Agropoli – Palmese 3-1: sconfitta amara per i rossoneri

AGROPOLI: Muro, Landolfi, Mari, Manzo (13’ st. Orilia), Abate, Mollo Agata, Bengardino, Di Giacomo , Margiotta, Montano. All. Tudisco.

In Panchina: Manfellotto, Iuliano, Crisci, De Marchi, Silena, Procida

PALMESE: Leone, Giordano, Maffettone, La Marca, Angieri, Scognamiglio, Di Luccio, Logoluso, Montoro, Palmieri, Architravo (25’ pt. Arianna). All. Monaco.

In Panchina: Carezza, Castiello, Di Lauro, Nisi.
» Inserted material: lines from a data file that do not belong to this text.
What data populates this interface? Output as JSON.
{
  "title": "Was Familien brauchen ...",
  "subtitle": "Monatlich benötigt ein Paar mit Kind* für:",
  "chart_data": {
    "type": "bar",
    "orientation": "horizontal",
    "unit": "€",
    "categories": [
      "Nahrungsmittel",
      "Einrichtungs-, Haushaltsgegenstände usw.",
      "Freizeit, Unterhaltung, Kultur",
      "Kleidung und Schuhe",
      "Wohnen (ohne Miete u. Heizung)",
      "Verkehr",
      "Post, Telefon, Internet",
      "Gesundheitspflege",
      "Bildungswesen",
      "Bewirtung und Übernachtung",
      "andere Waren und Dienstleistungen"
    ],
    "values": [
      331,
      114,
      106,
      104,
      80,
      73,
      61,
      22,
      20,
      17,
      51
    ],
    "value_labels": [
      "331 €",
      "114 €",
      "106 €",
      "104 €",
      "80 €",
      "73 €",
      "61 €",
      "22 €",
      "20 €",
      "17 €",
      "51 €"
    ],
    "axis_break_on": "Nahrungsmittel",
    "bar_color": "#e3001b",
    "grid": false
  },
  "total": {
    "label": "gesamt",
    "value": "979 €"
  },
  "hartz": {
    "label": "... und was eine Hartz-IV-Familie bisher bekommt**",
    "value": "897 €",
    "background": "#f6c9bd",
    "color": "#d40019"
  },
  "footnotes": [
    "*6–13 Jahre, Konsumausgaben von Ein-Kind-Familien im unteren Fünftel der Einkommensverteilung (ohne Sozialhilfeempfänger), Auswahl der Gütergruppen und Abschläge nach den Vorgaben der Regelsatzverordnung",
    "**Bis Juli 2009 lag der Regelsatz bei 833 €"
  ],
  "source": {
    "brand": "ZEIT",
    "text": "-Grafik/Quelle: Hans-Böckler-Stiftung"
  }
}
ARBITRO: Perrelli di Caserta

MARCATORI: 13’pt. Angieri (p), 18’ pt. Di Giacomo (a), (R), 25’ st. Margiotta, 47 st. Bengardino

AMMONITI:Mari, Manzo, Angieri, La Marca, Di Luccio, Palmieri

ESPULSI: Giordano, Di Giacomo

NOTE: spettatori 150 circa. Recuperi 2’ pt. – 4 st.

Certe partite non potresti vincerle nemmeno se le giocassi ventidue contro undici. Quella che torna da Agropoli è una grandissima Palmese che, per colpa di innumerevoli errori arbitrali, tramutatisi in regali per i delfini, non può raccogliere quanto seminato.

Inizio micidiale dei rossoneri che per almeno 25’ minuti tengono il pallino del gioco e si rendono pericolosi in numerose occasioni. Al 1’ episodio dubbio, retropassaggio al portiere di un difensore locale, con il portiere in presa, per l’arbitro tutto regolare. La Palmese è viva l’Agropoli non si vede e dopo le prove generali, soprattutto da calci piazzati, per gli ospiti arriva il vantaggio. Al 13’ Punizione di Di Luccio poco oltre il centrocampo, palla direttamente in area con Angieri che in mischia si ritrova il pallone tra i piedi e da due passi supera Muro. La gara sembra poter regalare numerose emozioni, ma è rovinata da una direzione arbitrale non apparsa all’altezza. Al 16’ ancora Palmese, angolo di Di Luccio e Montoro di testa mette i brividi a Muro, che respinge, Giordano a rimorchio non trova la porta. Ma il bello deve ancora venire. Al 18’ la svolta, Angieri ritarda il rinvio e Di Giacomo ruba palla, s’invola in area di rigore con lo stesso difensore ospite a togliergli il pallone in scivolata. Ma l’arbitro decide che è arrivata la befana e  nella calza per l’Agropoli c’è un bel calcio  di rigore. Lo stesso Di Giacomo pareggia con un penalty che da qualsiasi angolazione lo si veda è comunque inesistente. La gara si innervosisce e l’ultimo quarto d’ora della frazione serve solo per collezionare falli ed ammonizioni. Ma questo sabato assume nella seconda frazione di gioco contorni ancora più natalizi. La partita resta nervosa, con molti contatti non sanzionati e degenera totalmente sull’episodio che porta al raddoppio Agropolese. Margiotta è bravo a finalizzare un’azione micidiale dei delfini, viziata da un netto fallo a centrocampo, con un giocatore locale che entra palesemente in gamba tesa. L’arbitro non fischia e per l’Agropoli è giornata di regali. La gara è praticamente finita, c’è solo spazio per due espulsioni, quella di Giordano per doppia ammonizione e di Di Giacomo al 47’ st. per fallaccio su La Marca. Nel mezzo il terzo goal di di Bengardino, che chiude una gara terminata già molto tempo prima.